Increased macrophage glutathione content reduces cell-mediated oxidation of LDL and atherosclerosis in apolipoprotein E-deficient mice.

We used the apolipoprotein E deficient (apo e-/-) mice to analyze the role of macrophage reduced glutathione (GSH) content in cell-mediated oxidation of LDL and in atherosclerotic lesion development. Apo e-/- mice were supplemented with L-2-oxo-4-thiazolidin carboxylate (OTC, which supplies cysteine residues, 500 mg/kg/day), or with buthionine sulfoximine (BSO, a specific inhibitor of GSH synthesis, 400 mg/kg/day) for 6 weeks. Then mouse peritoneal macrophages (MPM) and the mice aortas were collected. MPM from apo e-/- mice contained decreased GSH levels (by 58%), and a four-fold increased lipid peroxides content compared to control macrophages from C57BL6 mice. These MPM demonstrated increased capability to release superoxide anions and to oxidize LDL in comparison to control MPM. OTC supplementation resulted in a 26% increase in macrophage GSH, paralleled by a 25% reduction in cellular lipid peroxides content. Decrement by 30% in superoxide anion release and LDL oxidation by MPM, and also in the atherosclerotic lesion size by 25%, was found in the OTC-treated mice, compared to placebo-treated apo e-/- mice.
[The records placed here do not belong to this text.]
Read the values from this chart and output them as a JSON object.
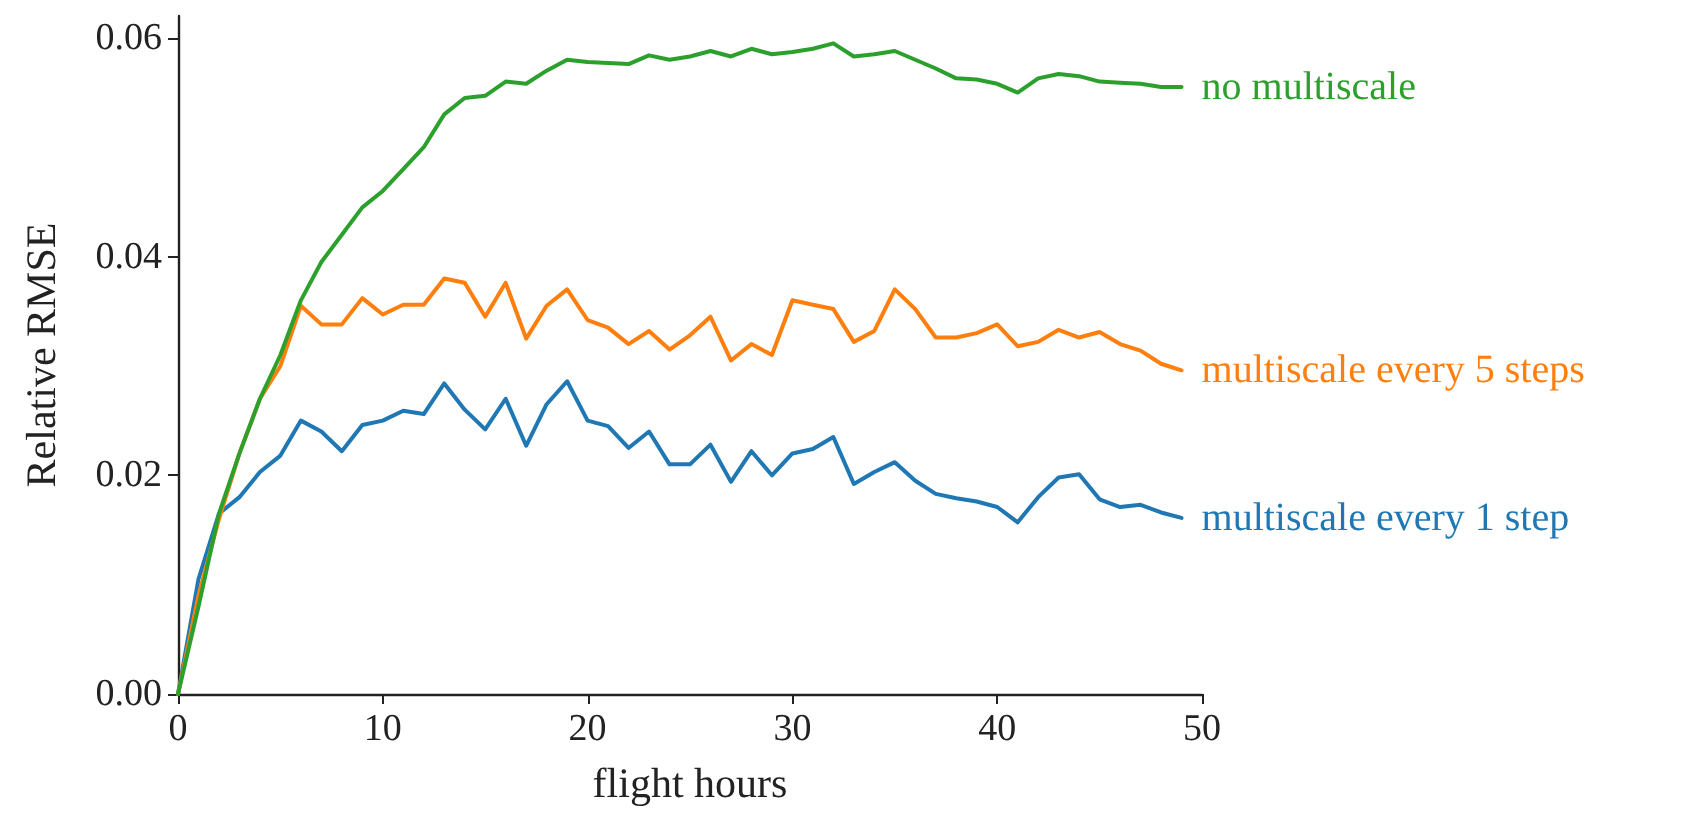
{
  "chart_data": {
    "type": "line",
    "xlabel": "flight hours",
    "ylabel": "Relative RMSE",
    "x": [
      0,
      1,
      2,
      3,
      4,
      5,
      6,
      7,
      8,
      9,
      10,
      11,
      12,
      13,
      14,
      15,
      16,
      17,
      18,
      19,
      20,
      21,
      22,
      23,
      24,
      25,
      26,
      27,
      28,
      29,
      30,
      31,
      32,
      33,
      34,
      35,
      36,
      37,
      38,
      39,
      40,
      41,
      42,
      43,
      44,
      45,
      46,
      47,
      48,
      49
    ],
    "series": [
      {
        "name": "multiscale every 1 step",
        "color": "#1f77b4",
        "values": [
          0,
          0.0105,
          0.0165,
          0.018,
          0.0203,
          0.0218,
          0.025,
          0.024,
          0.0222,
          0.0246,
          0.025,
          0.0259,
          0.0256,
          0.0284,
          0.026,
          0.0242,
          0.027,
          0.0227,
          0.0265,
          0.0286,
          0.025,
          0.0245,
          0.0225,
          0.024,
          0.021,
          0.021,
          0.0228,
          0.0194,
          0.0222,
          0.02,
          0.022,
          0.0224,
          0.0235,
          0.0192,
          0.0203,
          0.0212,
          0.0195,
          0.0183,
          0.0179,
          0.0176,
          0.0171,
          0.0157,
          0.018,
          0.0198,
          0.0201,
          0.0178,
          0.0171,
          0.0173,
          0.0166,
          0.0161
        ]
      },
      {
        "name": "multiscale every 5 steps",
        "color": "#ff7f0e",
        "values": [
          0,
          0.009,
          0.016,
          0.022,
          0.027,
          0.03,
          0.0355,
          0.0338,
          0.0338,
          0.0362,
          0.0347,
          0.0356,
          0.0356,
          0.038,
          0.0376,
          0.0345,
          0.0376,
          0.0325,
          0.0355,
          0.037,
          0.0342,
          0.0335,
          0.032,
          0.0332,
          0.0315,
          0.0328,
          0.0345,
          0.0305,
          0.032,
          0.031,
          0.036,
          0.0356,
          0.0352,
          0.0322,
          0.0332,
          0.037,
          0.0352,
          0.0326,
          0.0326,
          0.033,
          0.0338,
          0.0318,
          0.0322,
          0.0333,
          0.0326,
          0.0331,
          0.032,
          0.0314,
          0.0302,
          0.0296
        ]
      },
      {
        "name": "no multiscale",
        "color": "#2ca02c",
        "values": [
          0,
          0.008,
          0.0165,
          0.022,
          0.027,
          0.031,
          0.036,
          0.0395,
          0.042,
          0.0445,
          0.046,
          0.048,
          0.05,
          0.053,
          0.0545,
          0.0547,
          0.056,
          0.0558,
          0.057,
          0.058,
          0.0578,
          0.0577,
          0.0576,
          0.0584,
          0.058,
          0.0583,
          0.0588,
          0.0583,
          0.059,
          0.0585,
          0.0587,
          0.059,
          0.0595,
          0.0583,
          0.0585,
          0.0588,
          0.058,
          0.0572,
          0.0563,
          0.0562,
          0.0558,
          0.055,
          0.0563,
          0.0567,
          0.0565,
          0.056,
          0.0559,
          0.0558,
          0.0555,
          0.0555
        ]
      }
    ],
    "xlim": [
      0,
      50
    ],
    "xticks": [
      0,
      10,
      20,
      30,
      40,
      50
    ],
    "ylim": [
      0,
      0.062
    ],
    "yticks": [
      {
        "value": 0,
        "label": "0.00"
      },
      {
        "value": 0.02,
        "label": "0.02"
      },
      {
        "value": 0.04,
        "label": "0.04"
      },
      {
        "value": 0.06,
        "label": "0.06"
      }
    ],
    "grid": false,
    "legend": false,
    "marker": "none",
    "line_style": "solid"
  }
}
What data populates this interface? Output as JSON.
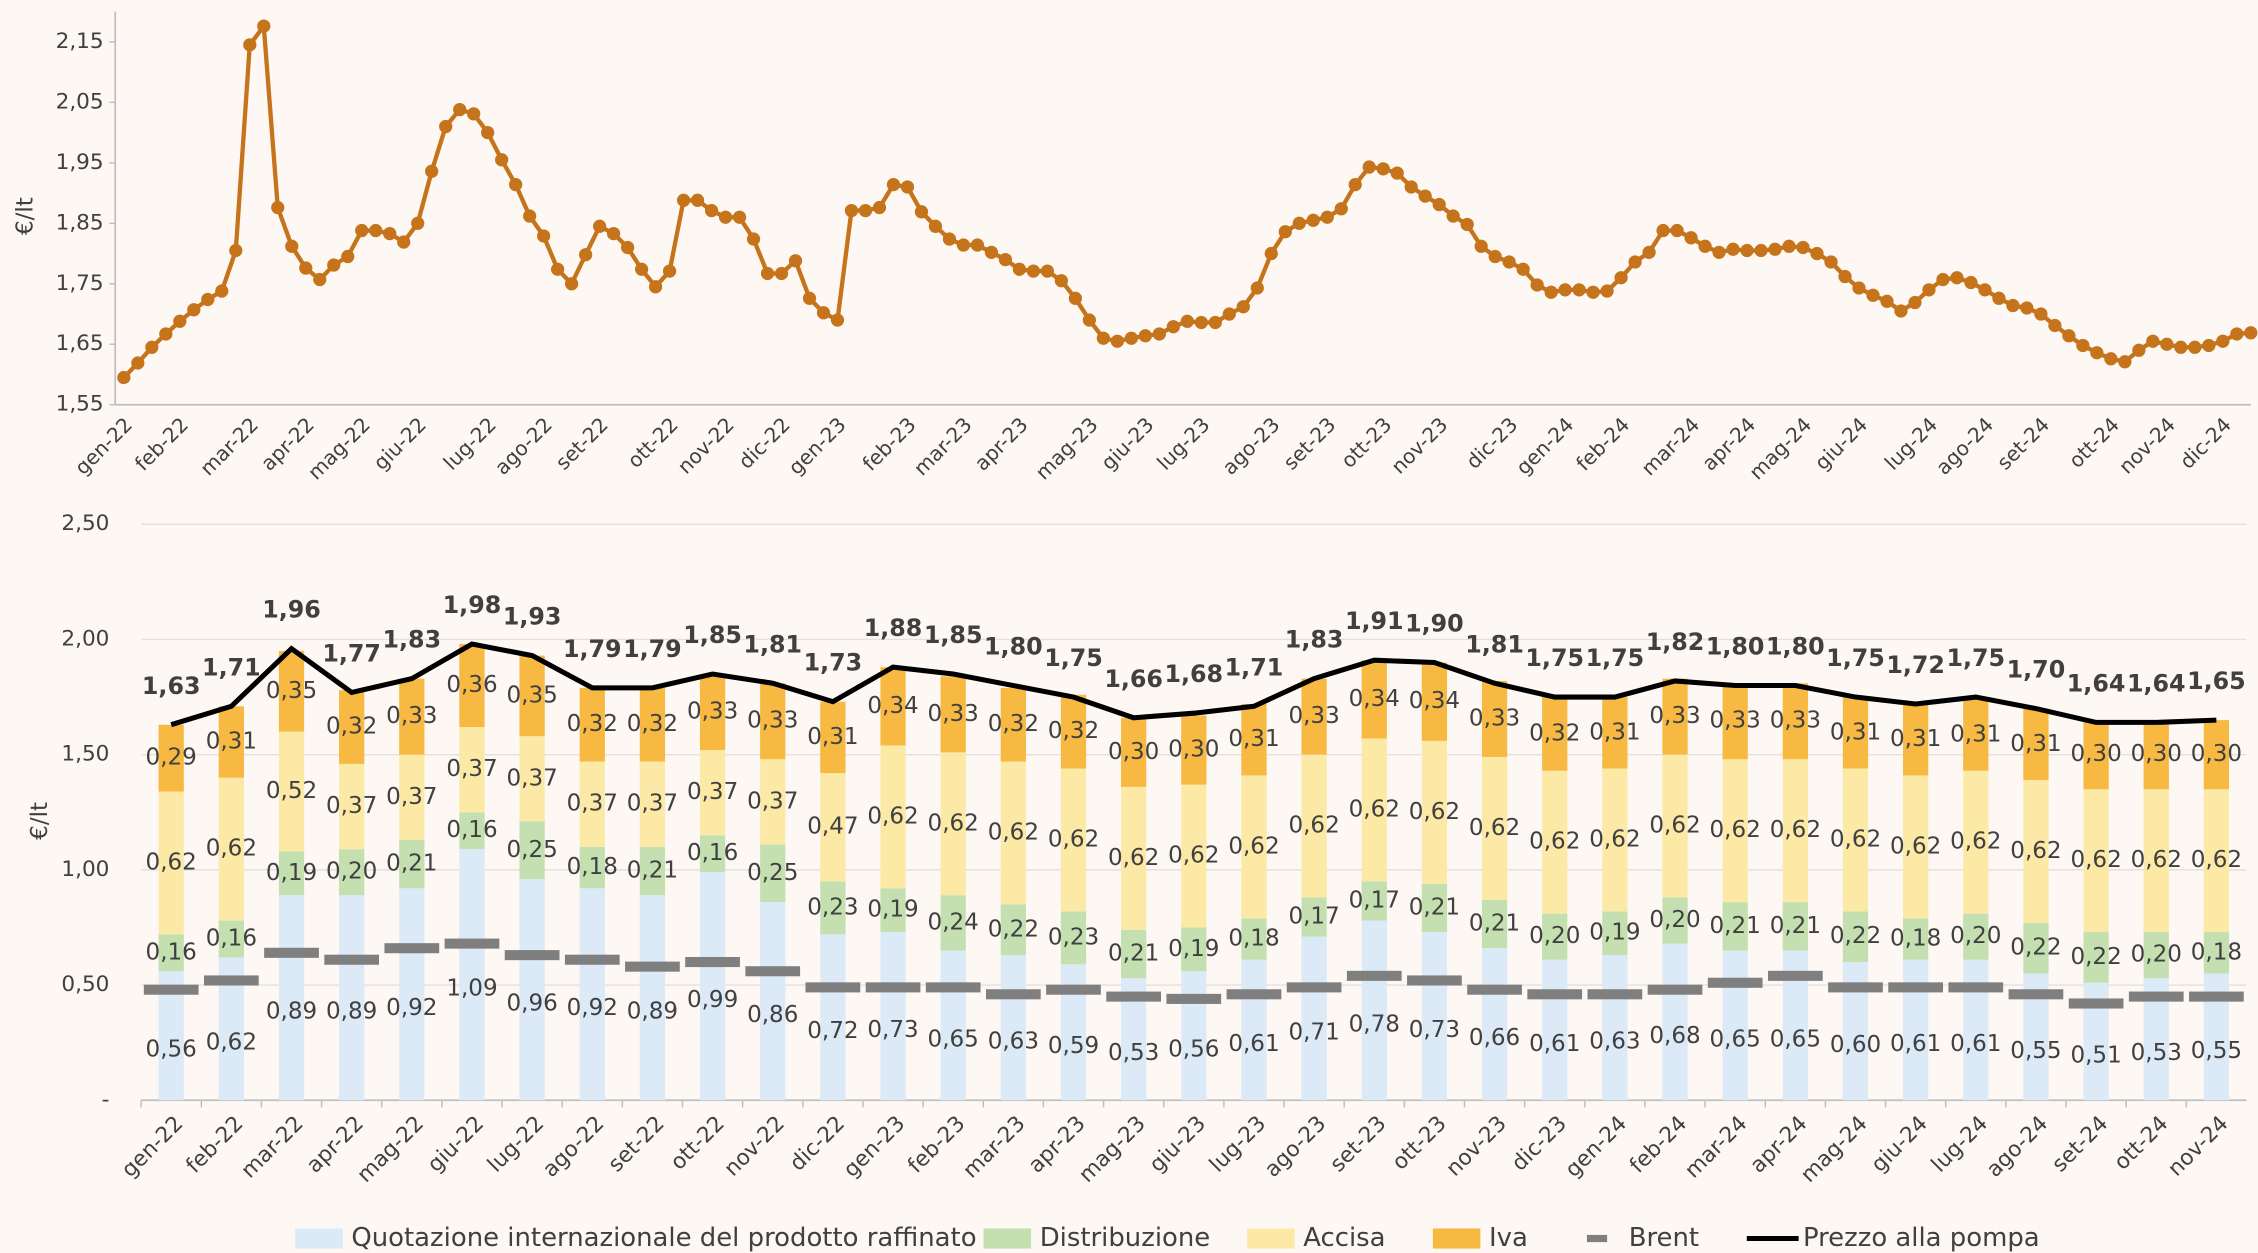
{
  "chart_data": [
    {
      "type": "line",
      "y_label": "€/lt",
      "grid": false,
      "markers": true,
      "ylim": [
        1.55,
        2.2
      ],
      "yticks": [
        {
          "value": 1.55,
          "label": "1,55"
        },
        {
          "value": 1.65,
          "label": "1,65"
        },
        {
          "value": 1.75,
          "label": "1,75"
        },
        {
          "value": 1.85,
          "label": "1,85"
        },
        {
          "value": 1.95,
          "label": "1,95"
        },
        {
          "value": 2.05,
          "label": "2,05"
        },
        {
          "value": 2.15,
          "label": "2,15"
        }
      ],
      "categories": [
        "gen-22",
        null,
        null,
        null,
        "feb-22",
        null,
        null,
        null,
        null,
        "mar-22",
        null,
        null,
        null,
        "apr-22",
        null,
        null,
        null,
        "mag-22",
        null,
        null,
        null,
        "giu-22",
        null,
        null,
        null,
        null,
        "lug-22",
        null,
        null,
        null,
        "ago-22",
        null,
        null,
        null,
        "set-22",
        null,
        null,
        null,
        null,
        "ott-22",
        null,
        null,
        null,
        "nov-22",
        null,
        null,
        null,
        "dic-22",
        null,
        null,
        null,
        "gen-23",
        null,
        null,
        null,
        null,
        "feb-23",
        null,
        null,
        null,
        "mar-23",
        null,
        null,
        null,
        "apr-23",
        null,
        null,
        null,
        null,
        "mag-23",
        null,
        null,
        null,
        "giu-23",
        null,
        null,
        null,
        "lug-23",
        null,
        null,
        null,
        null,
        "ago-23",
        null,
        null,
        null,
        "set-23",
        null,
        null,
        null,
        "ott-23",
        null,
        null,
        null,
        "nov-23",
        null,
        null,
        null,
        null,
        "dic-23",
        null,
        null,
        null,
        "gen-24",
        null,
        null,
        null,
        "feb-24",
        null,
        null,
        null,
        null,
        "mar-24",
        null,
        null,
        null,
        "apr-24",
        null,
        null,
        null,
        "mag-24",
        null,
        null,
        null,
        "giu-24",
        null,
        null,
        null,
        null,
        "lug-24",
        null,
        null,
        null,
        "ago-24",
        null,
        null,
        null,
        "set-24",
        null,
        null,
        null,
        null,
        "ott-24",
        null,
        null,
        null,
        "nov-24",
        null,
        null,
        null,
        "dic-24",
        null,
        null
      ],
      "series": [
        {
          "color": "#c5741c",
          "values": [
            1.595,
            1.619,
            1.645,
            1.667,
            1.688,
            1.707,
            1.724,
            1.738,
            1.805,
            2.145,
            2.176,
            1.876,
            1.812,
            1.776,
            1.757,
            1.781,
            1.795,
            1.838,
            1.838,
            1.833,
            1.819,
            1.85,
            1.936,
            2.01,
            2.038,
            2.031,
            2.0,
            1.955,
            1.914,
            1.862,
            1.829,
            1.774,
            1.75,
            1.798,
            1.845,
            1.833,
            1.81,
            1.774,
            1.745,
            1.771,
            1.888,
            1.888,
            1.871,
            1.86,
            1.86,
            1.824,
            1.767,
            1.767,
            1.788,
            1.726,
            1.702,
            1.69,
            1.871,
            1.871,
            1.876,
            1.914,
            1.91,
            1.869,
            1.845,
            1.824,
            1.814,
            1.814,
            1.802,
            1.79,
            1.774,
            1.771,
            1.771,
            1.755,
            1.726,
            1.69,
            1.66,
            1.655,
            1.66,
            1.664,
            1.667,
            1.679,
            1.688,
            1.686,
            1.686,
            1.7,
            1.712,
            1.743,
            1.8,
            1.836,
            1.85,
            1.855,
            1.86,
            1.874,
            1.914,
            1.943,
            1.94,
            1.933,
            1.91,
            1.895,
            1.881,
            1.862,
            1.848,
            1.812,
            1.795,
            1.786,
            1.774,
            1.748,
            1.736,
            1.74,
            1.74,
            1.736,
            1.738,
            1.76,
            1.786,
            1.802,
            1.838,
            1.838,
            1.826,
            1.812,
            1.802,
            1.807,
            1.805,
            1.805,
            1.807,
            1.812,
            1.81,
            1.8,
            1.786,
            1.762,
            1.743,
            1.731,
            1.721,
            1.705,
            1.719,
            1.74,
            1.757,
            1.76,
            1.752,
            1.74,
            1.726,
            1.714,
            1.71,
            1.7,
            1.681,
            1.664,
            1.648,
            1.636,
            1.626,
            1.621,
            1.64,
            1.655,
            1.65,
            1.645,
            1.645,
            1.648,
            1.655,
            1.667,
            1.669
          ]
        }
      ]
    },
    {
      "type": "bar",
      "stacked": true,
      "y_label": "€/lt",
      "grid": true,
      "legend": "bottom",
      "ylim": [
        0,
        2.5
      ],
      "yticks": [
        {
          "value": 0,
          "label": "-"
        },
        {
          "value": 0.5,
          "label": "0,50"
        },
        {
          "value": 1,
          "label": "1,00"
        },
        {
          "value": 1.5,
          "label": "1,50"
        },
        {
          "value": 2,
          "label": "2,00"
        },
        {
          "value": 2.5,
          "label": "2,50"
        }
      ],
      "categories": [
        "gen-22",
        "feb-22",
        "mar-22",
        "apr-22",
        "mag-22",
        "giu-22",
        "lug-22",
        "ago-22",
        "set-22",
        "ott-22",
        "nov-22",
        "dic-22",
        "gen-23",
        "feb-23",
        "mar-23",
        "apr-23",
        "mag-23",
        "giu-23",
        "lug-23",
        "ago-23",
        "set-23",
        "ott-23",
        "nov-23",
        "dic-23",
        "gen-24",
        "feb-24",
        "mar-24",
        "apr-24",
        "mag-24",
        "giu-24",
        "lug-24",
        "ago-24",
        "set-24",
        "ott-24",
        "nov-24"
      ],
      "series": [
        {
          "name": "Quotazione internazionale del prodotto raffinato",
          "type": "bar",
          "color": "#dce9f7",
          "values": [
            0.56,
            0.62,
            0.89,
            0.89,
            0.92,
            1.09,
            0.96,
            0.92,
            0.89,
            0.99,
            0.86,
            0.72,
            0.73,
            0.65,
            0.63,
            0.59,
            0.53,
            0.56,
            0.61,
            0.71,
            0.78,
            0.73,
            0.66,
            0.61,
            0.63,
            0.68,
            0.65,
            0.65,
            0.6,
            0.61,
            0.61,
            0.55,
            0.51,
            0.53,
            0.55
          ],
          "value_labels": [
            "0,56",
            "0,62",
            "0,89",
            "0,89",
            "0,92",
            "1,09",
            "0,96",
            "0,92",
            "0,89",
            "0,99",
            "0,86",
            "0,72",
            "0,73",
            "0,65",
            "0,63",
            "0,59",
            "0,53",
            "0,56",
            "0,61",
            "0,71",
            "0,78",
            "0,73",
            "0,66",
            "0,61",
            "0,63",
            "0,68",
            "0,65",
            "0,65",
            "0,60",
            "0,61",
            "0,61",
            "0,55",
            "0,51",
            "0,53",
            "0,55"
          ]
        },
        {
          "name": "Distribuzione",
          "type": "bar",
          "color": "#c4e0b0",
          "values": [
            0.16,
            0.16,
            0.19,
            0.2,
            0.21,
            0.16,
            0.25,
            0.18,
            0.21,
            0.16,
            0.25,
            0.23,
            0.19,
            0.24,
            0.22,
            0.23,
            0.21,
            0.19,
            0.18,
            0.17,
            0.17,
            0.21,
            0.21,
            0.2,
            0.19,
            0.2,
            0.21,
            0.21,
            0.22,
            0.18,
            0.2,
            0.22,
            0.22,
            0.2,
            0.18
          ],
          "value_labels": [
            "0,16",
            "0,16",
            "0,19",
            "0,20",
            "0,21",
            "0,16",
            "0,25",
            "0,18",
            "0,21",
            "0,16",
            "0,25",
            "0,23",
            "0,19",
            "0,24",
            "0,22",
            "0,23",
            "0,21",
            "0,19",
            "0,18",
            "0,17",
            "0,17",
            "0,21",
            "0,21",
            "0,20",
            "0,19",
            "0,20",
            "0,21",
            "0,21",
            "0,22",
            "0,18",
            "0,20",
            "0,22",
            "0,22",
            "0,20",
            "0,18"
          ]
        },
        {
          "name": "Accisa",
          "type": "bar",
          "color": "#fde9a6",
          "values": [
            0.62,
            0.62,
            0.52,
            0.37,
            0.37,
            0.37,
            0.37,
            0.37,
            0.37,
            0.37,
            0.37,
            0.47,
            0.62,
            0.62,
            0.62,
            0.62,
            0.62,
            0.62,
            0.62,
            0.62,
            0.62,
            0.62,
            0.62,
            0.62,
            0.62,
            0.62,
            0.62,
            0.62,
            0.62,
            0.62,
            0.62,
            0.62,
            0.62,
            0.62,
            0.62
          ],
          "value_labels": [
            "0,62",
            "0,62",
            "0,52",
            "0,37",
            "0,37",
            "0,37",
            "0,37",
            "0,37",
            "0,37",
            "0,37",
            "0,37",
            "0,47",
            "0,62",
            "0,62",
            "0,62",
            "0,62",
            "0,62",
            "0,62",
            "0,62",
            "0,62",
            "0,62",
            "0,62",
            "0,62",
            "0,62",
            "0,62",
            "0,62",
            "0,62",
            "0,62",
            "0,62",
            "0,62",
            "0,62",
            "0,62",
            "0,62",
            "0,62",
            "0,62"
          ]
        },
        {
          "name": "Iva",
          "type": "bar",
          "color": "#f7b942",
          "values": [
            0.29,
            0.31,
            0.35,
            0.32,
            0.33,
            0.36,
            0.35,
            0.32,
            0.32,
            0.33,
            0.33,
            0.31,
            0.34,
            0.33,
            0.32,
            0.32,
            0.3,
            0.3,
            0.31,
            0.33,
            0.34,
            0.34,
            0.33,
            0.32,
            0.31,
            0.33,
            0.33,
            0.33,
            0.31,
            0.31,
            0.31,
            0.31,
            0.3,
            0.3,
            0.3
          ],
          "value_labels": [
            "0,29",
            "0,31",
            "0,35",
            "0,32",
            "0,33",
            "0,36",
            "0,35",
            "0,32",
            "0,32",
            "0,33",
            "0,33",
            "0,31",
            "0,34",
            "0,33",
            "0,32",
            "0,32",
            "0,30",
            "0,30",
            "0,31",
            "0,33",
            "0,34",
            "0,34",
            "0,33",
            "0,32",
            "0,31",
            "0,33",
            "0,33",
            "0,33",
            "0,31",
            "0,31",
            "0,31",
            "0,31",
            "0,30",
            "0,30",
            "0,30"
          ]
        },
        {
          "name": "Brent",
          "type": "marker",
          "color": "#7f7f7f",
          "values": [
            0.48,
            0.52,
            0.64,
            0.61,
            0.66,
            0.68,
            0.63,
            0.61,
            0.58,
            0.6,
            0.56,
            0.49,
            0.49,
            0.49,
            0.46,
            0.48,
            0.45,
            0.44,
            0.46,
            0.49,
            0.54,
            0.52,
            0.48,
            0.46,
            0.46,
            0.48,
            0.51,
            0.54,
            0.49,
            0.49,
            0.49,
            0.46,
            0.42,
            0.45,
            0.45
          ]
        },
        {
          "name": "Prezzo alla pompa",
          "type": "line",
          "color": "#000000",
          "values": [
            1.63,
            1.71,
            1.96,
            1.77,
            1.83,
            1.98,
            1.93,
            1.79,
            1.79,
            1.85,
            1.81,
            1.73,
            1.88,
            1.85,
            1.8,
            1.75,
            1.66,
            1.68,
            1.71,
            1.83,
            1.91,
            1.9,
            1.81,
            1.75,
            1.75,
            1.82,
            1.8,
            1.8,
            1.75,
            1.72,
            1.75,
            1.7,
            1.64,
            1.64,
            1.65
          ],
          "value_labels": [
            "1,63",
            "1,71",
            "1,96",
            "1,77",
            "1,83",
            "1,98",
            "1,93",
            "1,79",
            "1,79",
            "1,85",
            "1,81",
            "1,73",
            "1,88",
            "1,85",
            "1,80",
            "1,75",
            "1,66",
            "1,68",
            "1,71",
            "1,83",
            "1,91",
            "1,90",
            "1,81",
            "1,75",
            "1,75",
            "1,82",
            "1,80",
            "1,80",
            "1,75",
            "1,72",
            "1,75",
            "1,70",
            "1,64",
            "1,64",
            "1,65"
          ]
        }
      ]
    }
  ]
}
In contrast, in BSO-treated mice MPM a further depletion of cellular GSH by 22% was found, paralleled by a two-fold increase in lipid peroxides content, and a 41% increased superoxide anion release and cell-mediated LDL oxidation, compared to placebo-treated apo e-/- mice MPM. Most important, BSO supplementation to apo e-/- mice caused a 59% increase in the atherosclerotic lesion area. An additional way to increase cellular GSH content was the use of dietary antioxidants. Vitamin E (40 mg/kg/day) or the isoflavan glabridin (25 microg/kg/day) administration for 2 months to apo e-/- mice resulted in the accumulation of these antioxidants in their MPM, and increased MPM GSH content by 24 and 80%, respectively. MPM lipid peroxides content was reduced by 31 or 60% upon vitamin E or glabridin supplementation, paralleled by a 30 or 60% decrease in cell-mediated oxidation of LDL, respectively. Finally, a significant inverse correlation (R=0.83) was found between macrophage GSH content and cell-mediated oxidation of LDL. We conclude that enrichment in vivo of macrophages with GSH, significantly decreases cellular oxidative stress, leading to reduced capability of the macrophages to oxidize LDL, and hence GSH may attenuate the development of atherosclerosis.